Éxodo 29:21
Y tomarás de la sangre que hay sobre el altar, y del aceite de la unción, y esparcirás sobre Aarón, y sobre sus vestiduras, y sobre sus hijos, y sobre las vestimentas de éstos; y él será santificado, y sus vestiduras, y sus hijos, y las vestimentas de sus hijos con él.
Referencia cruzada
Éxodo 29:1 introduce el ritual de consagración para los sacerdotes, estableciendo el contexto para las instrucciones detalladas, incluido el rociado en el versículo 21.
Éxodo 29:21 continúa la consagración, rociando sangre y aceite sobre Aarón y sus vestiduras—el siguiente paso inmediato en esta ceremonia.
Éxodo 30:25-31 prescribe el mismo aceite santo de la unción para consagrar el tabernáculo y los sacerdotes, mostrando el propósito santificador del aceite en el ritual.
Levítico 8:30 registra la ejecución real de este mandato: Moisés rocía el aceite de la unción y la sangre sobre Aarón y sus hijos, consagrándolos exactamente como se instruyó.
Salmos 133:2 menciona poéticamente el precioso aceite que corre por la barba de Aarón, usando la unción del sumo sacerdote como metáfora de la unidad.
Isaías 61:1-3 dice explícitamente 'me ha ungido Jehová' para predicar buenas nuevas, conectando directamente la unción sacerdotal con la unción del Espíritu del Mesías.
Juan 17:19 tiene a Jesús consagrándose a sí mismo para la santificación de sus discípulos, haciendo eco de la consagración sacerdotal con sangre y aceite como un tipo de la ofrenda de Cristo.

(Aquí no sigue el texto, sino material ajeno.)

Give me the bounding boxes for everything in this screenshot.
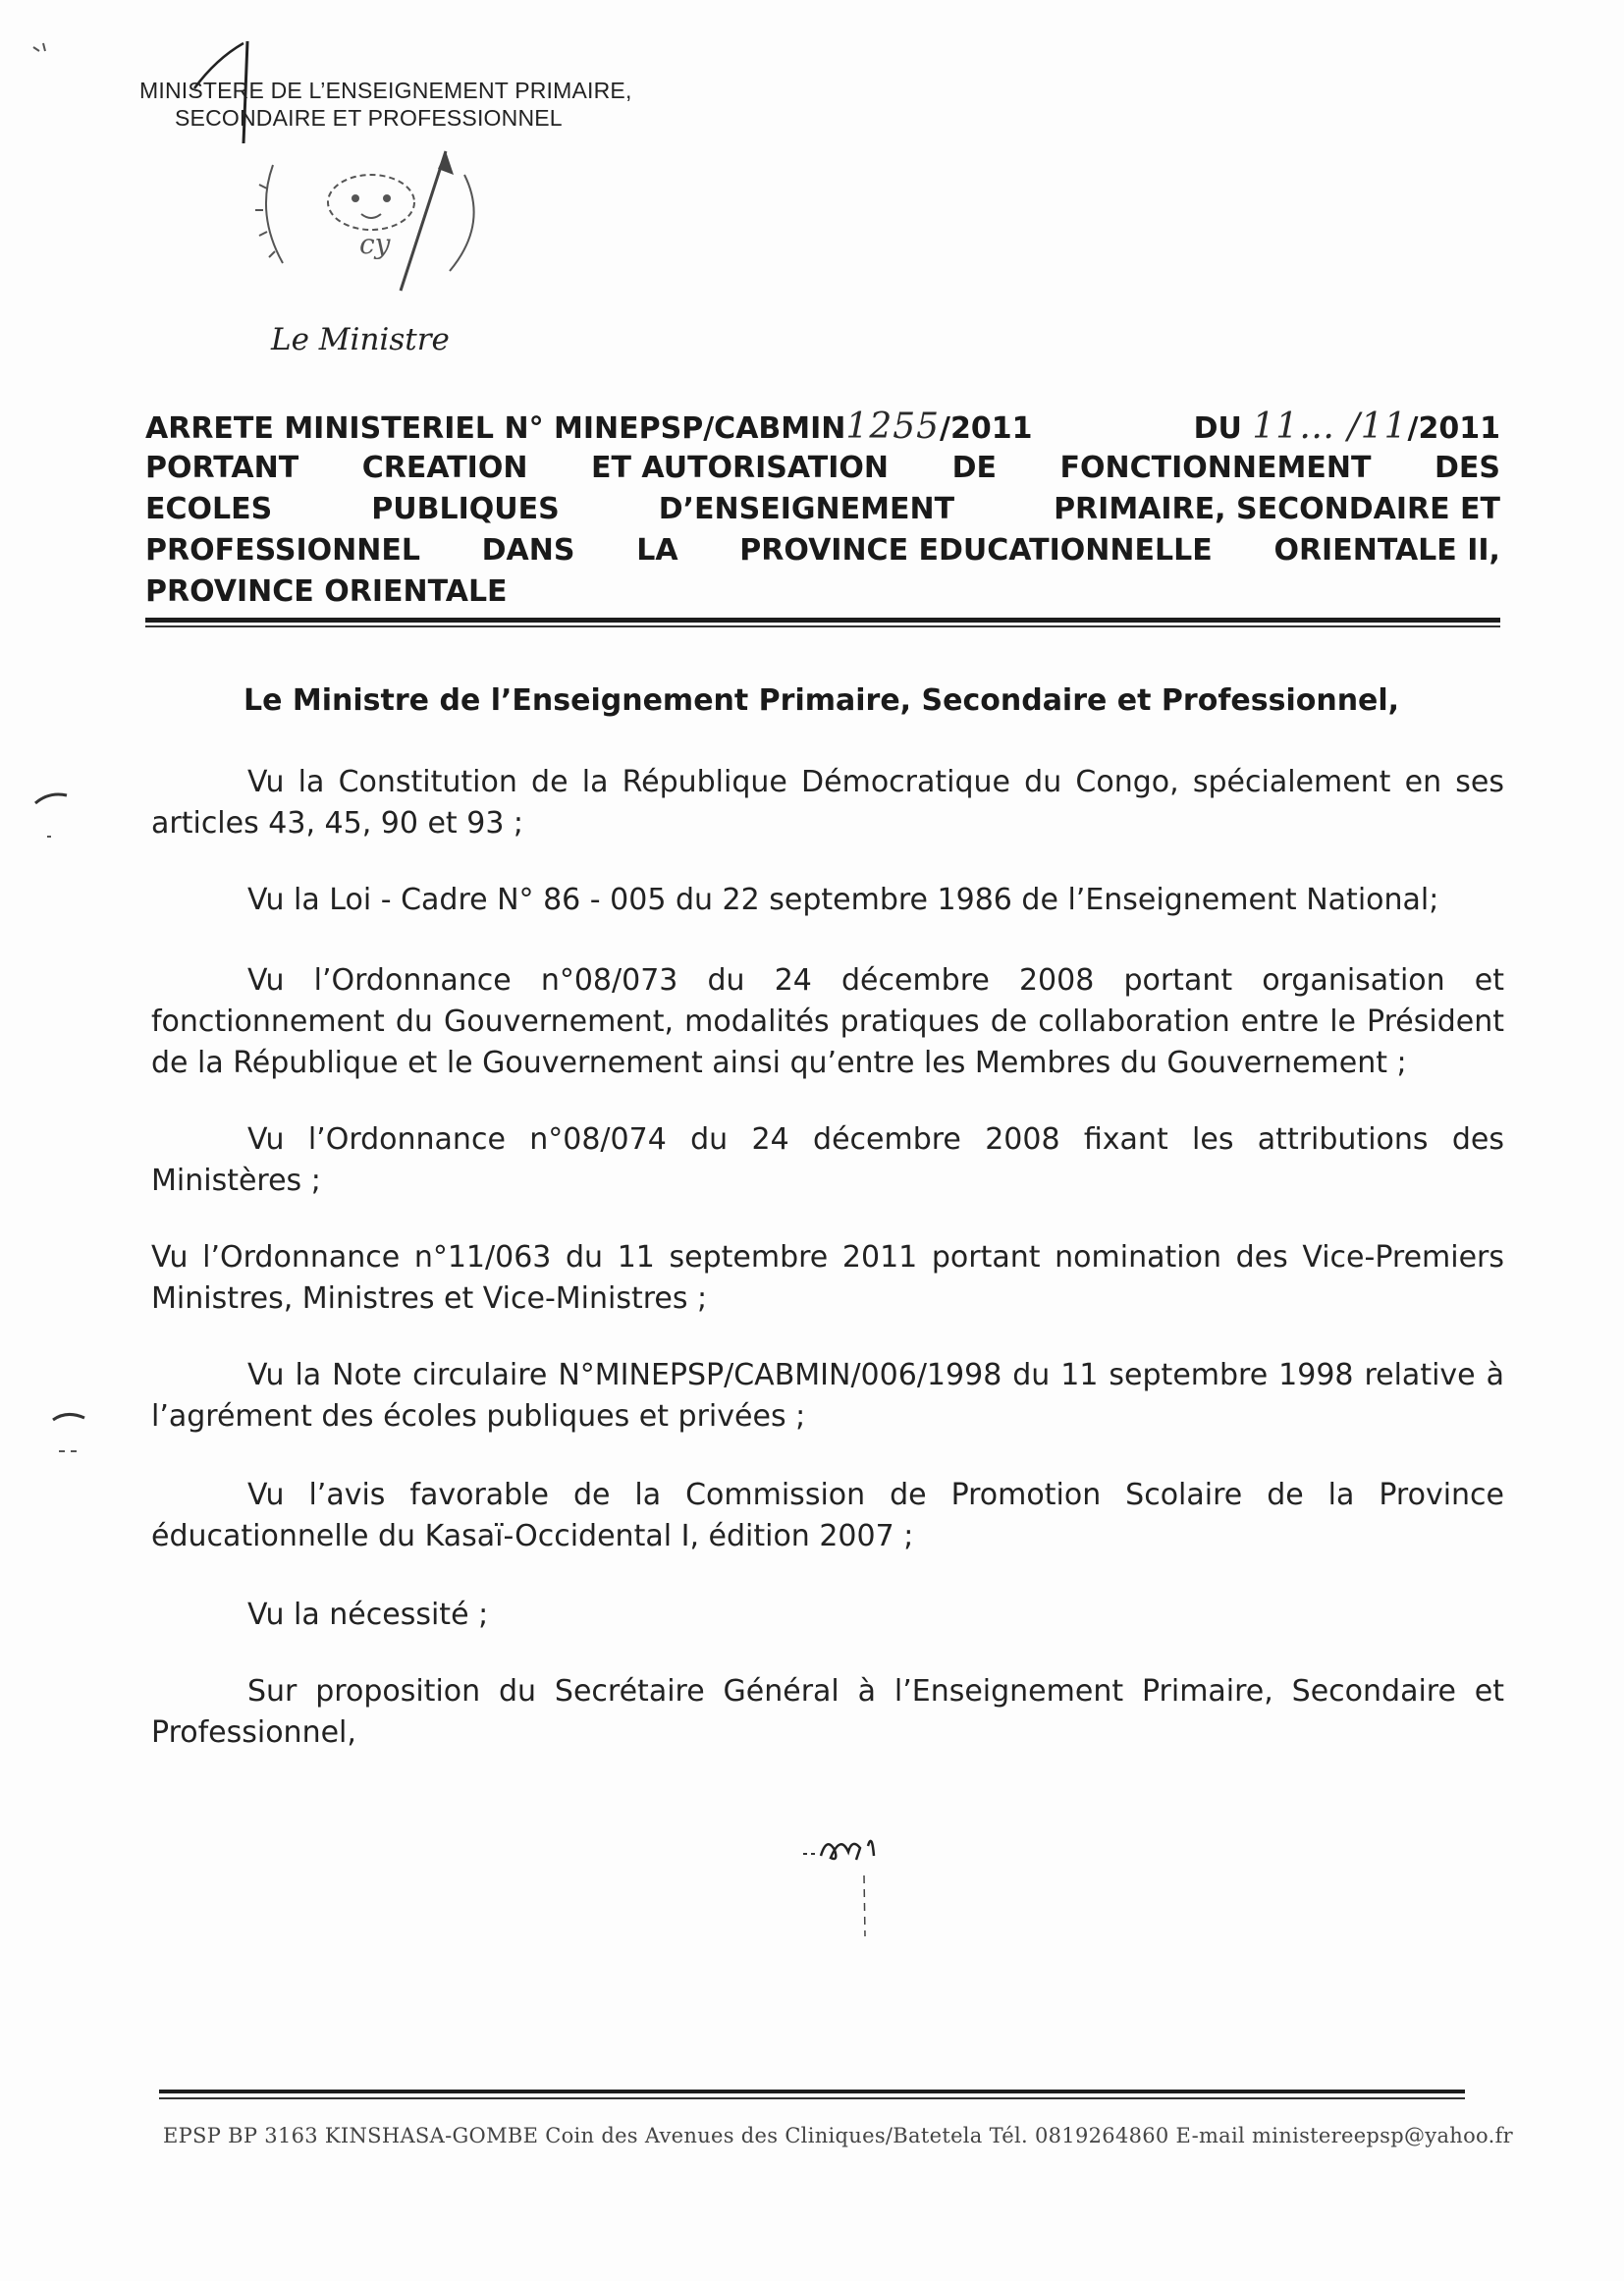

Levítico 4:3 se refiere al sacerdote ungido de Éxodo 29:21, mostrando la necesidad de expiación cuando él peca.
Números 18:8 da a los sacerdotes autoridad sobre las ofrendas consagradas, resultado de su ordenación en Éxodo 29:21.
Levítico 14:15-18 usa un ritual similar de aceite y sangre para purificar a un leproso, aplicando aceite a la oreja, el pulgar y el dedo del pie para la purificación.

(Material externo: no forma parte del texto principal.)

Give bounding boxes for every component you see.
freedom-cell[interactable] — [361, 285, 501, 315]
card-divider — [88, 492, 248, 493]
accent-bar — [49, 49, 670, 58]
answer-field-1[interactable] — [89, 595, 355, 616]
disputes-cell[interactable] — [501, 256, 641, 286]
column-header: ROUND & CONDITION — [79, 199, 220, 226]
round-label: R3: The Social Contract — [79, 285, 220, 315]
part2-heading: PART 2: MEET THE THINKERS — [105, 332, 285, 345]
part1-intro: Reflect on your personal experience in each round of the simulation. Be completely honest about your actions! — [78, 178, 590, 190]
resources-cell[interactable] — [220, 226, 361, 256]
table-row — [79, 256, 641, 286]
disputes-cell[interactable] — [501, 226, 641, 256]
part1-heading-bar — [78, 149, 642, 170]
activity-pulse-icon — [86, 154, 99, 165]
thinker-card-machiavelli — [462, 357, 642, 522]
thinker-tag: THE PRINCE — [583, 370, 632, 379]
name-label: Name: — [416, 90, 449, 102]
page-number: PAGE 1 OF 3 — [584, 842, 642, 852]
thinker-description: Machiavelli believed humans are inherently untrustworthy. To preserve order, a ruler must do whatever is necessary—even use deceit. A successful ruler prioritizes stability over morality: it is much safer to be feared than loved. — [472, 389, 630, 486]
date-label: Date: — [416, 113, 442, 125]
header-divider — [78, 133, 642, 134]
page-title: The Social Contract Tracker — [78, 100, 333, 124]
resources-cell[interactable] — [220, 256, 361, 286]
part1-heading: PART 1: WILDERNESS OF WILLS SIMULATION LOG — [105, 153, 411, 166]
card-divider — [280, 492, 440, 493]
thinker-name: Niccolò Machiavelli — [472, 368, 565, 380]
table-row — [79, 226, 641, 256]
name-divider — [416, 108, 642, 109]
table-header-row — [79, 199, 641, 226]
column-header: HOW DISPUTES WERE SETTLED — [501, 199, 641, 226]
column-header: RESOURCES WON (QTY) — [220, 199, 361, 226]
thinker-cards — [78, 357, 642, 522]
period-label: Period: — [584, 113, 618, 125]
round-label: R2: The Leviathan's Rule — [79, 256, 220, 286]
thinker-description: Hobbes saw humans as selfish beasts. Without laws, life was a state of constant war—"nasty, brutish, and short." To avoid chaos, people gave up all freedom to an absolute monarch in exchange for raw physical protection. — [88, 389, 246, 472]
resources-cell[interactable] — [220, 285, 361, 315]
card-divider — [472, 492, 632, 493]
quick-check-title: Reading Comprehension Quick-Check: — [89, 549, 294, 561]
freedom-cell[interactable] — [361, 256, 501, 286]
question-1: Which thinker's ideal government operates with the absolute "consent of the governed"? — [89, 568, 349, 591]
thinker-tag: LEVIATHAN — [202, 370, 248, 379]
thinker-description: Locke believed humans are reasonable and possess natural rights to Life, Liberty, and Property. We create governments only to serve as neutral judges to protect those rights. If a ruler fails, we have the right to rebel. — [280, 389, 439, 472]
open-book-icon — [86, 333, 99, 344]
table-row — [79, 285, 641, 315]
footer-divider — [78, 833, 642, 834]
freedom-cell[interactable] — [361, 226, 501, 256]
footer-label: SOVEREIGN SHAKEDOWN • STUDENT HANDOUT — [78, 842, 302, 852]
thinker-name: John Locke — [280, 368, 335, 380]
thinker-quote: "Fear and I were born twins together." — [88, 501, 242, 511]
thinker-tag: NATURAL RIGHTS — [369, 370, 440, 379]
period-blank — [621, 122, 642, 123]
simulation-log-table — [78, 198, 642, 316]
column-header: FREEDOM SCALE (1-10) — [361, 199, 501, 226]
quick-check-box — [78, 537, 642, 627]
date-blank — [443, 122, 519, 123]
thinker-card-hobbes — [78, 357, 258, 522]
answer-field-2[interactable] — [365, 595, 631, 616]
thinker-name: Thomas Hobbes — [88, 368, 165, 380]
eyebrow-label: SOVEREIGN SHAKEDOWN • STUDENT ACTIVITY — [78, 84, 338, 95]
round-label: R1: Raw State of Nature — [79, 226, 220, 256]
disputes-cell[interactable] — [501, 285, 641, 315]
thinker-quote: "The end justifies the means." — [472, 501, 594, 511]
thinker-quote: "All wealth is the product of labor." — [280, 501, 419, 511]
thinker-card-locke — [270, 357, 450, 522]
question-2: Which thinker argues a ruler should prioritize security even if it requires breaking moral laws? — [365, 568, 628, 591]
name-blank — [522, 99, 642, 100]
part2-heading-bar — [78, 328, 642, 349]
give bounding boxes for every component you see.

Levítico 14:17 usa aceite y sangre para limpiar a un leproso, similar a la unción de consagración del sacerdote en Éxodo 29:21.
Levítico 14:29 describe cómo el sacerdote pone el aceite restante sobre la cabeza del leproso purificado para hacer expiación, haciendo eco de la unción para la consagración.